The search for value has taken root in health care, and certainly within the pharmacy benefit. However, the health care landscape is complex and often fragmented, with information spread across many stakeholders and across medical and pharmacy benefits. Fragmentation combined with the traditional method of paying for high-cost drugs — based on a manufacturer-set price, regardless of efficacy — has made a shift toward a value-based approach challenging in the past.
That is now changing. In addition to the Star Rating System, the Centers for Medicare & Medicaid Services has introduced several initiatives, including Accountable Care Organizations and hospital readmission reduction programs, in an effort to shift away from the fee-for-service paradigm and closer to an outcomes- and value-based model. CVS Health also is developing and implementing several strategies for value-based management.
This is where health care is headed: higher quality at the lowest net cost.
Out with the Old, In with the New
The current drug pricing model is simply unsustainable. Currently, manufacturers set drug prices based on their perception of value. Some may even work to hold off lower-cost generics through strategies such as pay-for-delay and creating a monopoly for certain diagnoses by keeping competing, potentially lower-cost drugs off the market. As a pharmacy benefit manager (PBM), CVS Caremark can use the integrated expertise and scale of our enterprise to negotiate better pricing and rebates, which are passed on to payors. More is needed — a holistic change to the drug pricing and reimbursement system.
Value-based management attempts to incentivize quality and efficacy. Diligently using available research, including results of clinical trials and outcomes review, can help align the price for a drug with the value it delivers.
A Little History
Value-based management is not new but it is quickly evolving. The introduction of preferred formulary status for lower-cost generics was the first foray into value. Today it is foundational to containing cost. The idea that a generic drug at a fraction of the cost could do the same job as its brand-name equivalent was once considered revolutionary. Now, formulary management involves a lot more than generics and copay design, and it is fundamental to helping keep drug trend in check. In 2016, clients who aligned with our standard managed formulary with specific drug removals achieved a post-rebate gross cost of $89.23 per-member-per-month (PMPM) and had a trend rate of 2.2 percent, compared to $113.6 PMPM and 4.5 percent for those who used a custom formulary and opted out of drug removals.*
The newest value-based management strategies have the potential to build on that success, helping to deliver additional cost controls for the most effective treatment options, while advancing health outcomes.

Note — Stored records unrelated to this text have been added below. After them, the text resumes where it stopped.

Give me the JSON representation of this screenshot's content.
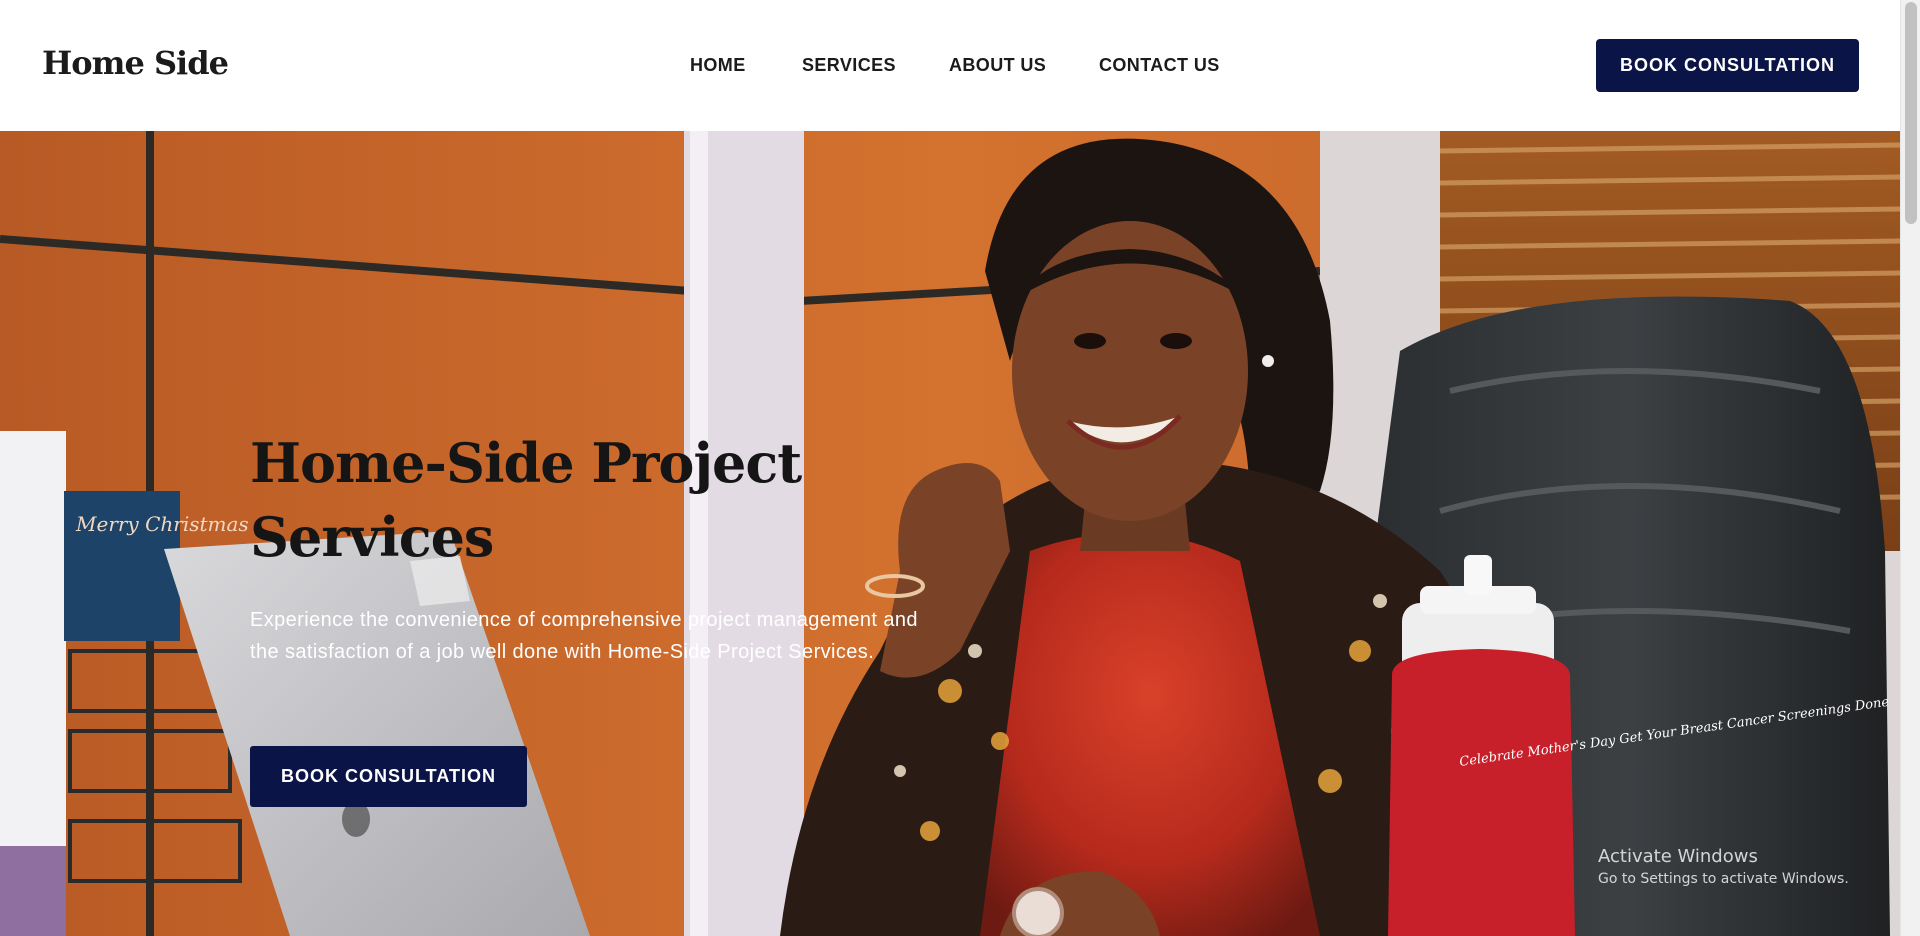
{
  "brand": {
    "logo_text": "Home Side"
  },
  "nav": {
    "items": [
      {
        "label": "HOME"
      },
      {
        "label": "SERVICES"
      },
      {
        "label": "ABOUT US"
      },
      {
        "label": "CONTACT US"
      }
    ],
    "cta_label": "BOOK CONSULTATION"
  },
  "hero": {
    "title": "Home-Side Project Services",
    "description": "Experience the convenience of comprehensive project management and the satisfaction of a job well done with Home-Side Project Services.",
    "cta_label": "BOOK CONSULTATION",
    "image": {
      "card_text": "Merry Christmas",
      "bottle_text": "Celebrate Mother's Day Get Your Breast Cancer Screenings Done"
    }
  },
  "os_overlay": {
    "title": "Activate Windows",
    "subtitle": "Go to Settings to activate Windows."
  },
  "colors": {
    "primary_button": "#0b1446",
    "wood_panel": "#c9652b",
    "text_dark": "#151515"
  }
}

Different Approaches, Same Goal
There are several market approaches to value-based management. Each has different strengths and potential challenges. They all share a reliance on data to lower costs and improve quality in a targeted way. Choosing the appropriate approach will depend on therapeutic area, the goals of an organization, and how data can be used to meet health-outcome and cost-reduction goals. In this issue, we focus on indication-based management.
Through our pricing and rebate negotiations with pharmaceutical manufacturers, CVS Health seeks to get the best value for each drug. Decisions are validated by an independent, external Pharmacy and Therapeutics Committee to ensure clinical appropriateness. While not new in PBM contracts, rebates and pricing discounts have traditionally been negotiated for a specific drug or entire therapy class. This means even though a drug may have been proven more or less effective for an approved indication, payors have been charged the same price regardless of what condition it’s being used to treat for a particular patient.

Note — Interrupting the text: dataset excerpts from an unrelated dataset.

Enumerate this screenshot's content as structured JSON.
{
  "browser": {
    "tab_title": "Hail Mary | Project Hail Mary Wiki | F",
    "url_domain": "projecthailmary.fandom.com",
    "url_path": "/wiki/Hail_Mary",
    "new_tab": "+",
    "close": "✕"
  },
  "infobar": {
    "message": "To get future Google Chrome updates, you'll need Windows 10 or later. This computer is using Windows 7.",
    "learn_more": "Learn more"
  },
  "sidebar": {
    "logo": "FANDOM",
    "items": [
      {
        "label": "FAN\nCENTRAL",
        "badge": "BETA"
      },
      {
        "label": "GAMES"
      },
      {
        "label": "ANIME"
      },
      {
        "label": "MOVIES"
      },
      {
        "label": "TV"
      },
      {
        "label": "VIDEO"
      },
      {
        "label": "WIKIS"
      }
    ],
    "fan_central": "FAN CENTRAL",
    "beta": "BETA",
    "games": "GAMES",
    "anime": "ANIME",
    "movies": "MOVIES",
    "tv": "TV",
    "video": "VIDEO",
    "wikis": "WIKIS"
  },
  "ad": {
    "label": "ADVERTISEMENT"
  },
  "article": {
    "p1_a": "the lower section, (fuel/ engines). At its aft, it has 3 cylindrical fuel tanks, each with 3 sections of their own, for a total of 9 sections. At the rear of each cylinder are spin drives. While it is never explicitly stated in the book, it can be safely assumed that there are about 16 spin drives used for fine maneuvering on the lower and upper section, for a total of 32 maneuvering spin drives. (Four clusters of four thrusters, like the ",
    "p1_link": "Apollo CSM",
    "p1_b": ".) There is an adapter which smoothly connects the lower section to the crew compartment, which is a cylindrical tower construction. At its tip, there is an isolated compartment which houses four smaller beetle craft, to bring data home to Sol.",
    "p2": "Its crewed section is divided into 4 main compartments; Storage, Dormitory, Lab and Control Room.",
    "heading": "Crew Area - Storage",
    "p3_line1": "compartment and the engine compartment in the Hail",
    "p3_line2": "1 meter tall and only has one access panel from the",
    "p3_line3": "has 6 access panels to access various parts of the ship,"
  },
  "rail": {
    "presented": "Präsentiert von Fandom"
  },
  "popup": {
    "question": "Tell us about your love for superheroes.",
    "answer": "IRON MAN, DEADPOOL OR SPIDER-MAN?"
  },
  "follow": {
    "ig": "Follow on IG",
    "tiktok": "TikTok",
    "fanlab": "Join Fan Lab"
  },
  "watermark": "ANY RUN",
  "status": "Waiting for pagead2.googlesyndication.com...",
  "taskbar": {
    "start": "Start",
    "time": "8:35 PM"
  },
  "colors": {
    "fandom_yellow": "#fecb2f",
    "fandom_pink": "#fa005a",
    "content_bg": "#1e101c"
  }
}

The difference in a value-based approach is that pricing and rebates are much more targeted, based on the condition being treated.
This maximizes value by ensuring that the drug’s cost aligns with its relative value for treating a patient’s condition, and that the right patient gets the right drug for the right condition. This can increase competition among products that are safe and effective, helping lower costs for payors and their members. A drug can be strategically removed from formulary for an indication where it doesn’t work as well and other lower-cost, similar or more effective drugs are available.

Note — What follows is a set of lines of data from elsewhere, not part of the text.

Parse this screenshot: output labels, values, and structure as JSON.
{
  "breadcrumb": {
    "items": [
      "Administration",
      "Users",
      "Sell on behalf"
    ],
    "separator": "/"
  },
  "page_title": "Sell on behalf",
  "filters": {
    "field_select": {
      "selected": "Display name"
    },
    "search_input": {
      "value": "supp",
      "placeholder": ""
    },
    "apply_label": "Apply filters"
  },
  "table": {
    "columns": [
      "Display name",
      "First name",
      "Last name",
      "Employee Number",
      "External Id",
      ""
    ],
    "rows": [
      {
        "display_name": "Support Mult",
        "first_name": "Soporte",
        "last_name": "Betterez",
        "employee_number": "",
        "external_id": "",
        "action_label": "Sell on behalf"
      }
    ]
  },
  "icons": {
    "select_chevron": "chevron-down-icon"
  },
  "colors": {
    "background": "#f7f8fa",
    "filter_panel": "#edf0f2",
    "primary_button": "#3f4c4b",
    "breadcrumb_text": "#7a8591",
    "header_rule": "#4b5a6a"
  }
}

Specialty guideline management or prior authorization (PA) review helps capture information about what indication a drug is being used to treat, and takes into account key data such as the patient’s use of prior therapies and other clinical information. Once this information is obtained, utilizing tools such as formulary exclusion, PA, step therapy, and diagnosis review can help ensure that patients are being directed to clinically effective, cost-appropriate treatments. This enables a more precise formulary strategy.
A drug could be placed on a formulary for only the specific indication(s) for which it is more effective. Or, a drug could be included on a formulary for all approved indications, but the manufacturer would be required to pay a higher rebate when the drug is used for an indication for which it is proven to be less effective or beneficial. Alternatively, the manufacturer of a less effective drug could be required to offer lower pricing in order to have it included on the formulary. Manufacturers of more effective drugs for the same indications may also be required to provide more favorable pricing and rebates in return for preferred formulary placement. Promoting this kind of competition lessens the overall cost impact for payors, and enables more favorable formulary placement for the most effective treatment options. Utilizing this strategy can help to deliver the most cost-effective pricing per drug, per condition and lower prices for all drugs within a category.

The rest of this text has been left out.